ZFKX-FM

Grand Cayman, Cayman Islands; Cayman Islands;
- Broadcast area: Grand Cayman, Cayman Islands
- Frequency: 107.1 (MHz)
- Branding: X107.1

Programming
- Format: Top 40

Ownership
- Owner: dms Broadcasting (parent company is dms Organization)
- Sister stations: 96.5 CayRock, Hot 104.1, 106.1 Kiss FM

History
- First air date: 11 April 2005

Technical information
- ERP: 5,000 watts
- Transmitter coordinates: 19°18′N 81°23′W﻿ / ﻿19.300°N 81.383°W

Links
- Website: x1071.ky

= ZFKX-FM =

X107.1 (107.1 FM) is a Top 40 radio station in the Cayman Islands. The station is owned by dms Broadcasting, an affiliate of dms Organization.

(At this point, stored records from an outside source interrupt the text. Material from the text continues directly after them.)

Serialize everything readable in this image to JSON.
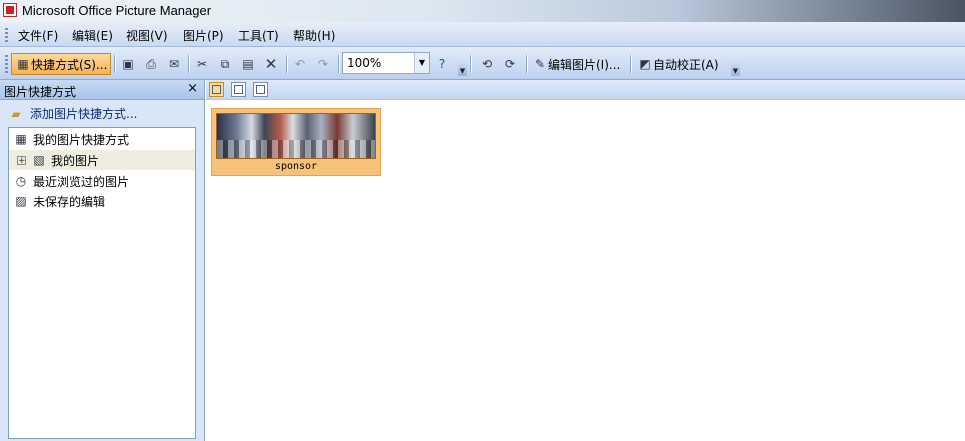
{
  "window": {
    "title": "Microsoft Office Picture Manager"
  },
  "menu": [
    {
      "label": "文件(F)"
    },
    {
      "label": "编辑(E)"
    },
    {
      "label": "视图(V)"
    },
    {
      "label": "图片(P)"
    },
    {
      "label": "工具(T)"
    },
    {
      "label": "帮助(H)"
    }
  ],
  "toolbar": {
    "shortcuts_label": "快捷方式(S)...",
    "zoom_value": "100%",
    "edit_picture_label": "编辑图片(I)...",
    "auto_correct_label": "自动校正(A)"
  },
  "pane": {
    "title": "图片快捷方式",
    "close_glyph": "×",
    "add_shortcut_label": "添加图片快捷方式...",
    "tree": [
      {
        "label": "我的图片快捷方式"
      },
      {
        "label": "我的图片"
      },
      {
        "label": "最近浏览过的图片"
      },
      {
        "label": "未保存的编辑"
      }
    ]
  },
  "thumbnails": [
    {
      "caption": "sponsor"
    }
  ],
  "colors": {
    "accent": "#f7c27a",
    "toolbar": "#c8d9f1",
    "pane": "#d9e6f7"
  }
}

The station maintains studio operations in George Town, Grand Cayman. The broadcast is also simultaneously streamed live on the internet via the station's website.

==The beginning==
The station was granted a license to broadcast by the ICTA along with sister stations, HOT 104.1 and 106.1 KISS FM on 15 July 2004. On 12 January 2005, the Cayman Islands Government announced the station had negotiated a deal with dms Broadcasting to allow broadcasting of all three stations from a government owned tower, thus eliminating the need to erect a new tower.

Hurricane Ivan delivered a small setback to the operation when it hit the Island on 11 September 2004. After debris were cleaned up and removed, work continued on the station. The first official day of broadcasting was 11 April 2005 with the first song being played, "Sugar" by Trick Daddy.

==Programming==
The radio station continues to thrive, touting itself as "Cayman's Number One Hit Music Station" and featuring disc jockeys with major market broadcasting experience. X107.1 plays contemporary Top 40 music from around the world including tracks from the United States, Canada, the United Kingdom, Australia, Mexico, and Jamaica.

Notable weekday programming includes Blake and Erin in the morning Kate Mac on mid-days, Dave Kelly on afternoons and The X Mix or Friday Night Live with DJ Jeremy on late nights.

Notable weekend programming includes Saturday Night X Live from London with Dave Kelly

The station also features live broadcasts at nightclubs, businesses, and charity events throughout Grand Cayman.